Isso porque, enquanto as entidades abertas visam precipuamente ao lucro, os fundos de pensão não podem, por expressa previsão legal, perseguir tal objetivo. Assim, sua principal atividade é gerenciar/administrar a previdência privada dos funcionários de determinada empresa ou profissionais associados a alguma entidade de classe.

Ao contrário das entidades abertas - que se aproximam mais das instituições financeiras em seus fins, nada obstante, pelo desenho constitucional estabelecido (art. 202), também se submetam ao mesmo regime jurídico dos fundos de pensão -, as entidades fechadas de previdência complementar não têm natureza comercial, e a elas não se aplica o Código de Defesa do Consumidor, consoante já sedimentado por esta Corte Superior nos termos do enunciado sumular n. 563/STJ.

Assim, o Código de Defesa do Consumidor não incide à relação jurídica mantida entre a entidade fechada de previdência privada e seus participantes/beneficiários/assistidos, porquanto o patrimônio da entidade e respectivos rendimentos revertem-se integralmente na concessão e manutenção do pagamento de benefícios, prevalecendo o associativismo e o mutualismo, o que afasta o intuito lucrativo, ou seja, referidas entidades têm por finalidade a atividade protetivo-previdenciária, e não de fomento ao crédito. Desse modo, o fundo de pensão não se enquadra no conceito legal de fornecedor, pois apenas administra os planos (consoante o art. 34, inciso I, da LC n. 109/2001), havendo, conforme dispõe o artigo 35 da referida norma, gestão compartilhada entre representantes dos participantes e assistidos e dos patrocinadores nos conselhos deliberativo (órgão máximo da estrutura organizacional) e fiscal (órgão de controle interno), ou seja, o participante tem postura ativa na gestão do fundo de pensão.

Dessa forma, em razão da mesma lógica dedutiva e jurídica, amparada nas características inerentes à entidade fechada de previdência complementar, notadamente o associativismo, o mutualismo, a solidariedade entre os seus participantes, não se pode conceber que eventuais empréstimos de dinheiro realizados pela instituição (mera gestora/administradora), com os beneficiários do plano possa ser admitido/concebido nos moldes daqueles realizados pelas instituições financeiras.
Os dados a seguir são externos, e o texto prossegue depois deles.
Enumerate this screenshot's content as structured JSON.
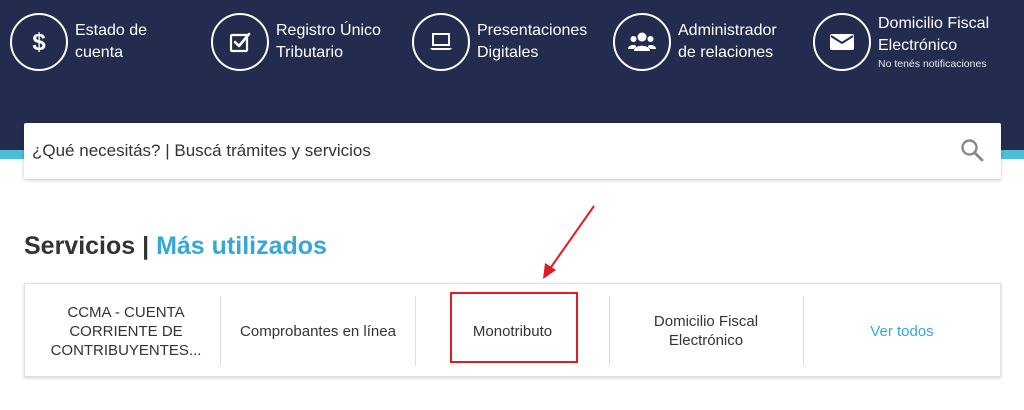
{
  "shortcuts": [
    {
      "lines": [
        "Estado de",
        "cuenta"
      ],
      "icon": "dollar-icon"
    },
    {
      "lines": [
        "Registro Único",
        "Tributario"
      ],
      "icon": "check-square-icon"
    },
    {
      "lines": [
        "Presentaciones",
        "Digitales"
      ],
      "icon": "laptop-icon"
    },
    {
      "lines": [
        "Administrador",
        "de relaciones"
      ],
      "icon": "users-icon"
    },
    {
      "lines": [
        "Domicilio Fiscal",
        "Electrónico"
      ],
      "sub": "No tenés notificaciones",
      "icon": "envelope-icon"
    }
  ],
  "search": {
    "placeholder": "¿Qué necesitás? | Buscá trámites y servicios"
  },
  "section": {
    "title": "Servicios |",
    "accent": "Más utilizados"
  },
  "services": {
    "ccma": [
      "CCMA - CUENTA",
      "CORRIENTE DE",
      "CONTRIBUYENTES..."
    ],
    "comprobantes": "Comprobantes en línea",
    "monotributo": "Monotributo",
    "domicilio": [
      "Domicilio Fiscal",
      "Electrónico"
    ],
    "ver_todos": "Ver todos"
  },
  "colors": {
    "header": "#232c4f",
    "accent": "#37a7d8",
    "strip": "#4bbfd6",
    "highlight": "#e31b23"
  }
}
Afinal, os valores alocados ao fundo comum obtido, na verdade, pertencem aos participantes e beneficiários do plano, existindo explícito mecanismo de solidariedade, de modo que todo excedente do fundo de pensão é aproveitado em favor de seus próprios integrantes.
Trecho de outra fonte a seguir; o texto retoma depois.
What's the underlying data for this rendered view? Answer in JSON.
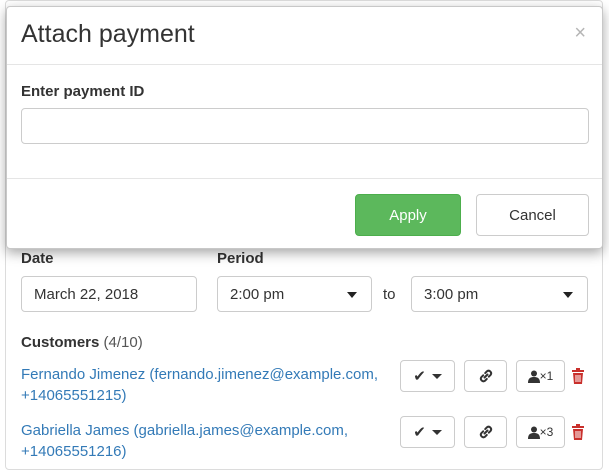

Faz-se breve digressão para salientar que, com a edição da Lei n. 8.177/1991, houve grande discussão no mercado de previdência complementar, pois ao tempo pretendeu o legislador enquadrar e equiparar as duas modalidades de entidades de previdência às instituições financeiras, conforme enunciado no artigo 29.

Contra tal dispositivo, foi manejada Ação Direta de Inconstitucionalidade, junto ao Supremo Tribunal Federal (ADI 504-9/DF, de relatoria do eminente Ministro Paulo Brosssard), tendo o STF, na data de 18/12/1991, suspendido liminarmente a aplicação do referido artigo, por entendê-lo inconstitucional, porém, o julgamento do mérito restou prejudicado por força da entrada em vigor da LC 109/2001 a qual, obedecendo ao comando do artigo 202 da Constituição Federal, com a redação introduzida pela Emenda Constitucional n. 20/98, tornou-se a nova Lei da Previdência Privada.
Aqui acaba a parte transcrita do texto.